Wednesday, February 28, 2018

How Many Fishing Knots Should A Good Fisherman Know How To Tie?

best fishing knot
As a 45 year old man and a person who has been an avid fisherman for almost four decades, it occurred to be a couple of years ago that I more or less know only ONE fishing knot! Many years ago, when I was about 10 years old my grandfather taught me how to tie what I later learned was the improved clinch knot, and this fishing knot had been my go to knot for the entirety of my fishing "career". Now don't get me wrong, the improved clinch knot is a fine fishing knot and has served me well, but the thought occurred to me a few years ago, "shouldn't you know how to tie another knot or two?"

At about the same time that I came to this realization, I was doing some research on new trout fishing techniques and learned that some anglers were using an age old bass fishing technique, but were using it while fishing for trout.  The technique is called "drop shotting"  and it involves using a drop shot rig.  Or more to the point tying a drop shot rig.  Well I quickly found out that my old improved clinch knot simply wasn't going to work in this instance, but rather a Palomar knot was in order when an angler is tying a drop shot rig.  I then also found out that this fishing knot was amazingly easy to tie once it is committed to memory.  Kind of like the improved clinch knot.

Then, I of course thought to myself, "How in Gods name have you gone this long without knowing and tying more than one fishing knot?" So I found a little laminated tool to show me how to tie the fishing knots that I might need while I was fishing.  Although the information that I needed on tying fishing knots is readily available for free on the internet, I wanted something I could carry with me on the water as a reminder of what I had seen on the internet.  The next thing I knew I was tying drop shot rigs and catching trout using said rigs on my favorite trout fishing lakes.  And you know what else?  I now know how to tie a Palomar knot, even without my little "cheat sheet".

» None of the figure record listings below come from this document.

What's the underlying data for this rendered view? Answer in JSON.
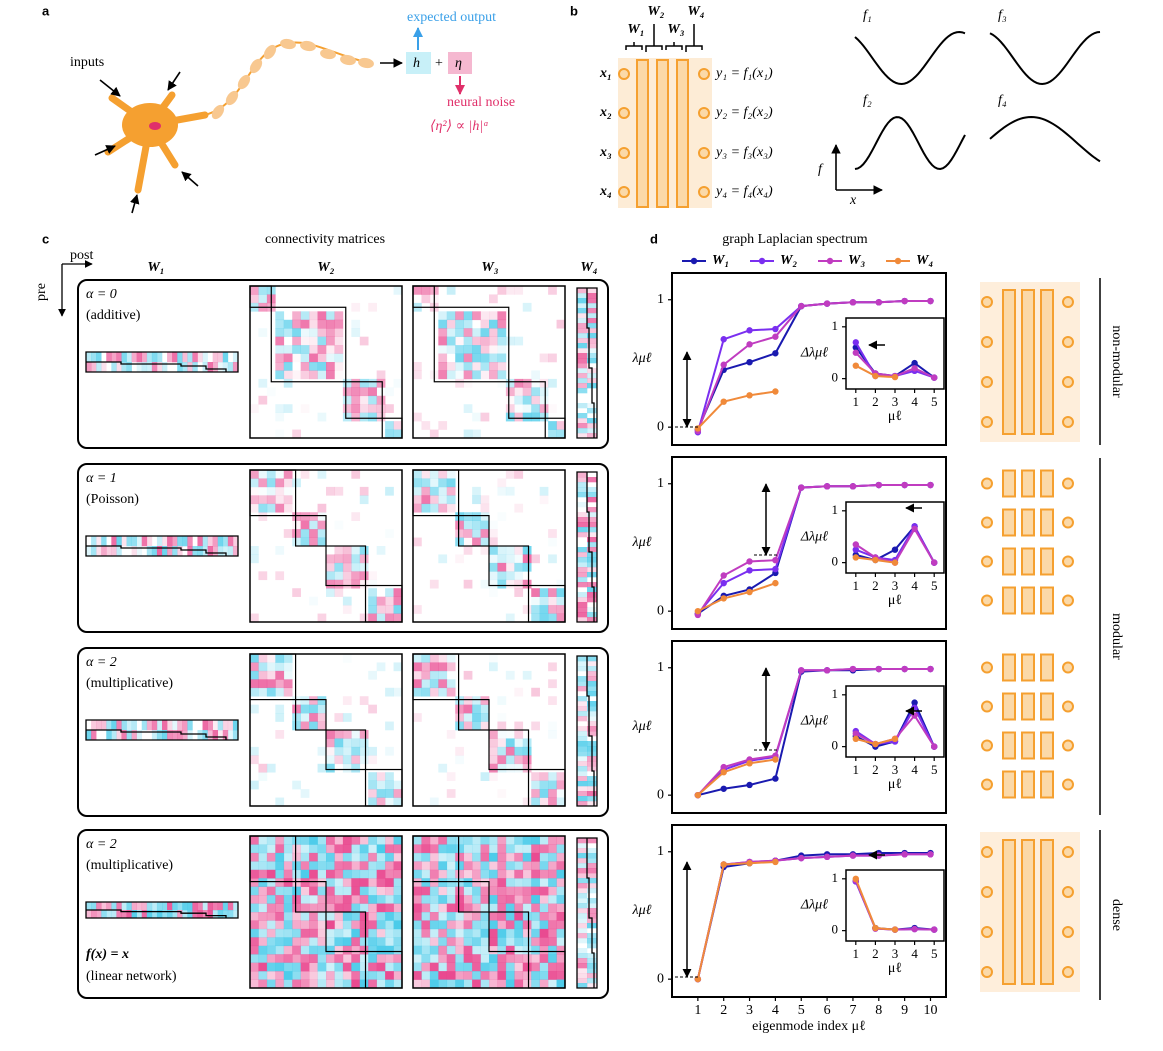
{
  "panel_labels": [
    "a",
    "b",
    "c",
    "d"
  ],
  "panel_a": {
    "inputs": "inputs",
    "expected_output": "expected output",
    "h": "h",
    "plus": "+",
    "eta": "η",
    "neural_noise": "neural noise",
    "noise_law": "⟨η²⟩ ∝ |h|ᵅ"
  },
  "panel_b": {
    "weights": [
      "W₁",
      "W₂",
      "W₃",
      "W₄"
    ],
    "inputs": [
      "x₁",
      "x₂",
      "x₃",
      "x₄"
    ],
    "outputs": [
      "y₁ = f₁(x₁)",
      "y₂ = f₂(x₂)",
      "y₃ = f₃(x₃)",
      "y₄ = f₄(x₄)"
    ],
    "functions": [
      "f₁",
      "f₂",
      "f₃",
      "f₄"
    ],
    "axis_y": "f",
    "axis_x": "x"
  },
  "panel_c": {
    "title": "connectivity matrices",
    "post": "post",
    "pre": "pre",
    "columns": [
      "W₁",
      "W₂",
      "W₃",
      "W₄"
    ],
    "rows": [
      {
        "alpha": "α = 0",
        "noise": "(additive)"
      },
      {
        "alpha": "α = 1",
        "noise": "(Poisson)"
      },
      {
        "alpha": "α = 2",
        "noise": "(multiplicative)"
      },
      {
        "alpha": "α = 2",
        "noise": "(multiplicative)",
        "function": "f(x) = x",
        "network": "(linear network)"
      }
    ]
  },
  "panel_d": {
    "regimes": [
      "non-modular",
      "modular",
      "dense"
    ]
  },
  "chart_data": [
    {
      "type": "line",
      "title": "graph Laplacian spectrum",
      "ylabel": "λμℓ",
      "x": [
        1,
        2,
        3,
        4,
        5,
        6,
        7,
        8,
        9,
        10
      ],
      "xlim": [
        0,
        10.6
      ],
      "ylim": [
        -0.14,
        1.21
      ],
      "yticks": [
        0,
        1
      ],
      "series": [
        {
          "name": "W₁",
          "color": "#1a1ab0",
          "values": [
            -0.02,
            0.45,
            0.51,
            0.58,
            0.95,
            0.97,
            0.98,
            0.98,
            0.99,
            0.99
          ]
        },
        {
          "name": "W₂",
          "color": "#7a2ff0",
          "values": [
            -0.04,
            0.69,
            0.76,
            0.77,
            0.95,
            0.97,
            0.98,
            0.98,
            0.99,
            0.99
          ]
        },
        {
          "name": "W₃",
          "color": "#c03cc0",
          "values": [
            -0.03,
            0.49,
            0.65,
            0.71,
            0.95,
            0.97,
            0.98,
            0.98,
            0.99,
            0.99
          ]
        },
        {
          "name": "W₄",
          "color": "#f08a3a",
          "values": [
            -0.01,
            0.2,
            0.25,
            0.28,
            null,
            null,
            null,
            null,
            null,
            null
          ]
        }
      ]
    },
    {
      "type": "line",
      "ylabel": "Δλμℓ",
      "xlabel": "μℓ",
      "x": [
        1,
        2,
        3,
        4,
        5
      ],
      "xlim": [
        0.5,
        5.5
      ],
      "ylim": [
        -0.2,
        1.17
      ],
      "xticks": [
        1,
        2,
        3,
        4,
        5
      ],
      "yticks": [
        0,
        1
      ],
      "series": [
        {
          "color": "#1a1ab0",
          "values": [
            0.6,
            0.1,
            0.05,
            0.3,
            0.02
          ]
        },
        {
          "color": "#7a2ff0",
          "values": [
            0.7,
            0.05,
            0.05,
            0.15,
            0.02
          ]
        },
        {
          "color": "#c03cc0",
          "values": [
            0.5,
            0.1,
            0.05,
            0.2,
            0.02
          ]
        },
        {
          "color": "#f08a3a",
          "values": [
            0.25,
            0.05,
            0.03,
            null,
            null
          ]
        }
      ]
    },
    {
      "type": "line",
      "ylabel": "λμℓ",
      "x": [
        1,
        2,
        3,
        4,
        5,
        6,
        7,
        8,
        9,
        10
      ],
      "xlim": [
        0,
        10.6
      ],
      "ylim": [
        -0.14,
        1.21
      ],
      "yticks": [
        0,
        1
      ],
      "series": [
        {
          "color": "#1a1ab0",
          "values": [
            -0.02,
            0.12,
            0.17,
            0.3,
            0.97,
            0.98,
            0.98,
            0.99,
            0.99,
            0.99
          ]
        },
        {
          "color": "#7a2ff0",
          "values": [
            -0.02,
            0.22,
            0.32,
            0.33,
            0.97,
            0.98,
            0.98,
            0.99,
            0.99,
            0.99
          ]
        },
        {
          "color": "#c03cc0",
          "values": [
            -0.03,
            0.28,
            0.39,
            0.4,
            0.97,
            0.98,
            0.98,
            0.99,
            0.99,
            0.99
          ]
        },
        {
          "color": "#f08a3a",
          "values": [
            0.0,
            0.1,
            0.15,
            0.22,
            null,
            null,
            null,
            null,
            null,
            null
          ]
        }
      ]
    },
    {
      "type": "line",
      "ylabel": "Δλμℓ",
      "xlabel": "μℓ",
      "x": [
        1,
        2,
        3,
        4,
        5
      ],
      "xlim": [
        0.5,
        5.5
      ],
      "ylim": [
        -0.2,
        1.17
      ],
      "xticks": [
        1,
        2,
        3,
        4,
        5
      ],
      "yticks": [
        0,
        1
      ],
      "series": [
        {
          "color": "#1a1ab0",
          "values": [
            0.15,
            0.05,
            0.25,
            0.7,
            0.0
          ]
        },
        {
          "color": "#7a2ff0",
          "values": [
            0.25,
            0.1,
            0.05,
            0.7,
            0.0
          ]
        },
        {
          "color": "#c03cc0",
          "values": [
            0.35,
            0.1,
            0.0,
            0.65,
            0.0
          ]
        },
        {
          "color": "#f08a3a",
          "values": [
            0.1,
            0.05,
            0.0,
            null,
            null
          ]
        }
      ]
    },
    {
      "type": "line",
      "ylabel": "λμℓ",
      "x": [
        1,
        2,
        3,
        4,
        5,
        6,
        7,
        8,
        9,
        10
      ],
      "xlim": [
        0,
        10.6
      ],
      "ylim": [
        -0.14,
        1.21
      ],
      "yticks": [
        0,
        1
      ],
      "series": [
        {
          "color": "#1a1ab0",
          "values": [
            0.0,
            0.05,
            0.08,
            0.13,
            0.97,
            0.98,
            0.98,
            0.99,
            0.99,
            0.99
          ]
        },
        {
          "color": "#7a2ff0",
          "values": [
            0.0,
            0.2,
            0.27,
            0.3,
            0.98,
            0.98,
            0.99,
            0.99,
            0.99,
            0.99
          ]
        },
        {
          "color": "#c03cc0",
          "values": [
            0.0,
            0.22,
            0.28,
            0.31,
            0.98,
            0.98,
            0.99,
            0.99,
            0.99,
            0.99
          ]
        },
        {
          "color": "#f08a3a",
          "values": [
            0.0,
            0.18,
            0.25,
            0.28,
            null,
            null,
            null,
            null,
            null,
            null
          ]
        }
      ]
    },
    {
      "type": "line",
      "ylabel": "Δλμℓ",
      "xlabel": "μℓ",
      "x": [
        1,
        2,
        3,
        4,
        5
      ],
      "xlim": [
        0.5,
        5.5
      ],
      "ylim": [
        -0.2,
        1.17
      ],
      "xticks": [
        1,
        2,
        3,
        4,
        5
      ],
      "yticks": [
        0,
        1
      ],
      "series": [
        {
          "color": "#1a1ab0",
          "values": [
            0.2,
            0.0,
            0.1,
            0.85,
            0.0
          ]
        },
        {
          "color": "#7a2ff0",
          "values": [
            0.3,
            0.05,
            0.1,
            0.75,
            0.0
          ]
        },
        {
          "color": "#c03cc0",
          "values": [
            0.25,
            0.05,
            0.15,
            0.6,
            0.0
          ]
        },
        {
          "color": "#f08a3a",
          "values": [
            0.15,
            0.05,
            0.15,
            null,
            null
          ]
        }
      ]
    },
    {
      "type": "line",
      "ylabel": "λμℓ",
      "xlabel": "eigenmode index μℓ",
      "x": [
        1,
        2,
        3,
        4,
        5,
        6,
        7,
        8,
        9,
        10
      ],
      "xlim": [
        0,
        10.6
      ],
      "ylim": [
        -0.14,
        1.21
      ],
      "xticks": [
        1,
        2,
        3,
        4,
        5,
        6,
        7,
        8,
        9,
        10
      ],
      "yticks": [
        0,
        1
      ],
      "series": [
        {
          "color": "#1a1ab0",
          "values": [
            0.0,
            0.88,
            0.91,
            0.93,
            0.97,
            0.98,
            0.98,
            0.99,
            0.99,
            0.99
          ]
        },
        {
          "color": "#7a2ff0",
          "values": [
            0.0,
            0.9,
            0.92,
            0.93,
            0.95,
            0.96,
            0.97,
            0.97,
            0.98,
            0.98
          ]
        },
        {
          "color": "#c03cc0",
          "values": [
            0.0,
            0.9,
            0.92,
            0.93,
            0.95,
            0.96,
            0.97,
            0.97,
            0.98,
            0.98
          ]
        },
        {
          "color": "#f08a3a",
          "values": [
            0.0,
            0.9,
            0.91,
            0.92,
            null,
            null,
            null,
            null,
            null,
            null
          ]
        }
      ]
    },
    {
      "type": "line",
      "ylabel": "Δλμℓ",
      "xlabel": "μℓ",
      "x": [
        1,
        2,
        3,
        4,
        5
      ],
      "xlim": [
        0.5,
        5.5
      ],
      "ylim": [
        -0.2,
        1.17
      ],
      "xticks": [
        1,
        2,
        3,
        4,
        5
      ],
      "yticks": [
        0,
        1
      ],
      "series": [
        {
          "color": "#1a1ab0",
          "values": [
            0.95,
            0.05,
            0.02,
            0.05,
            0.02
          ]
        },
        {
          "color": "#7a2ff0",
          "values": [
            0.95,
            0.04,
            0.02,
            0.03,
            0.02
          ]
        },
        {
          "color": "#c03cc0",
          "values": [
            0.97,
            0.04,
            0.02,
            0.03,
            0.02
          ]
        },
        {
          "color": "#f08a3a",
          "values": [
            1.0,
            0.05,
            0.02,
            null,
            null
          ]
        }
      ]
    }
  ]
}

I still carry my little cheat sheet in my fishing vest however, just in case a need to tie two pieces of line together (I still need a cheat sheet for a nail knot) or just want a little refresher.  So, to answer the question posted in the title of this post, one knot will due just fine, just as long as you never want to try anything different as far as techniques or strategies are concerned.  Otherwise, knowing at least 3 fishing knots is probably a good idea for most fishermen.